Segundo dados da secretaria, em 2006, o consumo da região de Bauru foi de 2,2 mil gigawattshora (GWh), o que representou 2% de todo o consumo do Estado, que foi de 108,7 GWh. No final de abril, o Operador Nacional do Sistema Elétrico (ONS) avaliou a situação de algumas regiões do Estado e apontou Bauru como sendo um dos pontos de risco.
Para amenizar a possibilidade de déficit, uma série de obras consideradas prioritárias pelo governo devem ser liberadas ainda neste ano. De acordo com Negri, para diminuir os riscos de ocorrências, estas implementações devem ser agilizadas. “Ressaltamos que a necessidade da realização dessas obras já estava identificada e prevista no planejamento setorial da expansão do sistema de transmissão, não sendo caracterizadas como obras emergenciais e sim como obras ‘prioritárias’ para o Estado de São Paulo”, descreve.
Uma das obras que deverão ser custeadas pela Agência Nacional de Energia Elétrica (Aneel) é a construção de uma subestação na região, que de acordo com Negri, deverá “aliviar” a subestação Bauru.
“Esta subestação será implantada em Getulina, principalmente para reforçar a área de Lins, Marília e Tupã. Hoje parte daquelas regiões é alimentada pelo sistema elétrico que atende a região de Bauru, portanto, a implantação da subestação Getulina, indiretamente, proporcionará um beneficio a Bauru”, explica.
O leilão para a construção desta e de mais quatro subestações e uma linha de transmissão está previsto para o dia 27 de junho. Mas a expectativa é que devem entrar em funcionamento somente em 2010.

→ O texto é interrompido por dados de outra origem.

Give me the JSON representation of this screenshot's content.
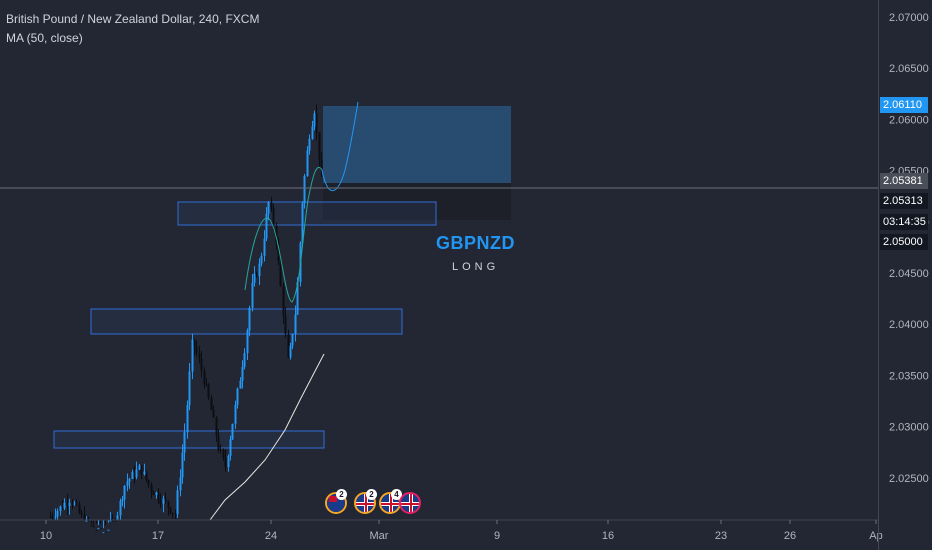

A principal porta de entrada de energia da região é a subestação Bauru da Companhia de Transmissão de Energia Elétrica Paulista (Cteep), que recebe energia através de linhas de transmissão de 440 quilovolts das usinas Jupiá, Ilha Solteira, no rio Paraná, e de usinas Capivara e Taquaruçu, no rio Paranapanema. Esta subestação possui uma transformação de 440 para 138 quilovolts (kV) com dois transformadores de 150 megavoltampere (MVA) cada que suprem a distribuidora CPFL no atendimento a Bauru e outras localidades da região.
Outra melhoria divulgada por Negri é a implantação de mais um transformador de 150 MVA na subestação até o final deste ano. “Isto dará mais folga e confiabilidade ao atendimento a Bauru”.